Anti-tumour necrosis factor therapy in rheumatoid arthritis and risk of malignant lymphomas: relative risks and time trends in the Swedish Biologics Register
- J Askling1,2,
- E Baecklund3,
- F Granath1,
- P Geborek4,
- M Fored1,
- C Backlin5,
- L Bertilsson6,
- L Cöster7,
- L T Jacobsson8,
- S Lindblad2,
- J Lysholm9,
- S Rantapää-Dahlqvist10,
- T Saxne4,
- R van Vollenhoven2,
- L Klareskog2,
- N Feltelius11
- 1Clinical Epidemiology Unit, Department of Medicine, Karolinska Institutet at Karolinska University Hospital, Stockholm, Sweden
- 2Rheumatology Unit, Department of Medicine, Karolinska Institutet at Karolinska University Hospital, Stockholm, Sweden
- 3Department of Rheumatology, Uppsala University Hospital, Uppsala, Sweden
- 4Department of Rheumatology, Lund University Hospital, Lund, Sweden
- 5Department of Genetics and Pathology, Uppsala University, Uppsala, Sweden, Uppsala, Sweden
- 6Department of Rheumatology, Sahlgrenska University Hospital, Gothenburg, Sweden
- 7Department of Rheumatology, Linköping University Hospital, Linköping, Sweden
- 8Department of Rheumatology, Malmö University Hospital, Malmö, Sweden
- 9Department of Rheumatology, Falu County Hospital, Falun, Sweden
- 10Department of Rheumatology, University Hospital, Umeå, Sweden
- 11Medical Products Agency, Uppsala, Sweden
- Dr J Askling, Clinical Epidemiology Unit, M9:01, Karolinska Institutet at Karolinska University Hospital, Solna, SE-171 76 Stockholm, Sweden;
- Accepted 23 April 2008
- Published Online First 8 May 2008
Background: Tumour necrosis factor (TNF) antagonists have proved effective as treatment against rheumatoid arthritis (RA), but the unresolved issue of whether the use of anti-TNF therapy increases the already elevated risk of lymphoma in RA remains a concern.

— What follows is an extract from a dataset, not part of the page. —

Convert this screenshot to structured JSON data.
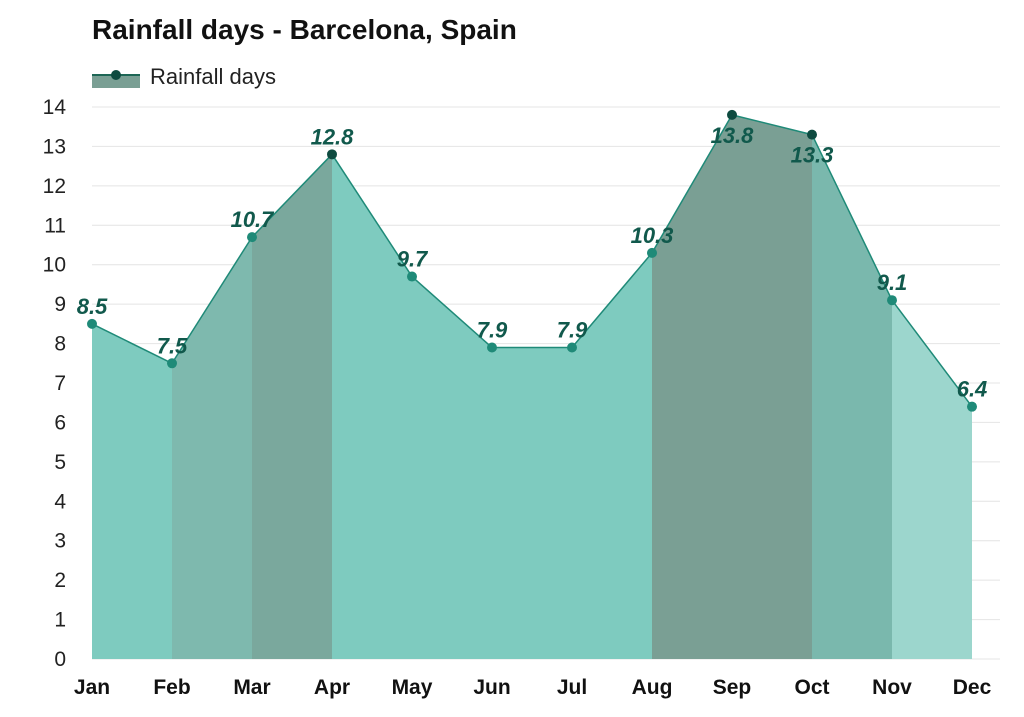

Methods: Using the Swedish Biologics Register (ARTIS), the Swedish Cancer Register, pre-existing RA cohorts and cross-linkage with other national health and census registers, a national RA cohort (n = 67 743) was assembled and patients who started anti-TNF therapy between 1998 and July 2006 (n = 6604) were identified. A general population comparator (n = 471 024) was also assembled and the incidence of lymphomas from 1999 to 31 December 2006 was assessed and compared in these individuals.
Results: Among the 6604 anti-TNF-treated RA patients, 26 malignant lymphomas were observed during 26 981 person-years of follow-up, which corresponded to a relative risk (RR) of 1.35 (95% CI 0.82 to 2.11) versus anti-TNF-naive RA patients (336 lymphomas during 365 026 person-years) and 2.72 (95% CI 1.82 to 4.08) versus the general population comparator (1568 lymphomas during 3 355 849 person-years). RA patients starting anti-TNF therapy in 1998–2001 accounted for the entire increase in lymphoma risk versus the two comparators. By contrast, RR did not vary significantly by time since start of first treatment or with the accumulated duration of treatment, nor with the type of anti-TNF agent.
Conclusion: Overall and as used in routine care against RA, TNF antagonists are not associated with any major further increase in the already elevated lymphoma occurrence in RA. Changes in the selection of patients for treatment may influence the observed risk.
Competing interests: None.
Funding: Financial support for this study was obtained from the Swedish Cancer Society and from Wyeth-Ayerst, Schering-Plough, Abbott Immunology and Bristol-Myers Squibb. The investigators were in charge of and solely responsible for all data collection, analysis and writing of the manuscript, without any constraints exerted from the agencies or companies that helped to sponsor the study. The South Swedish Anti-TNF Register has received funding from King Gustav V, Österlund and Kock Foundations and from Reumatikerförbundet. Financial support for the Early RA Register was provided by the Swedish National Board of Health and Welfare.
Ethics approval: The study was approved by the Ethics Committee at Karolinska Institutet.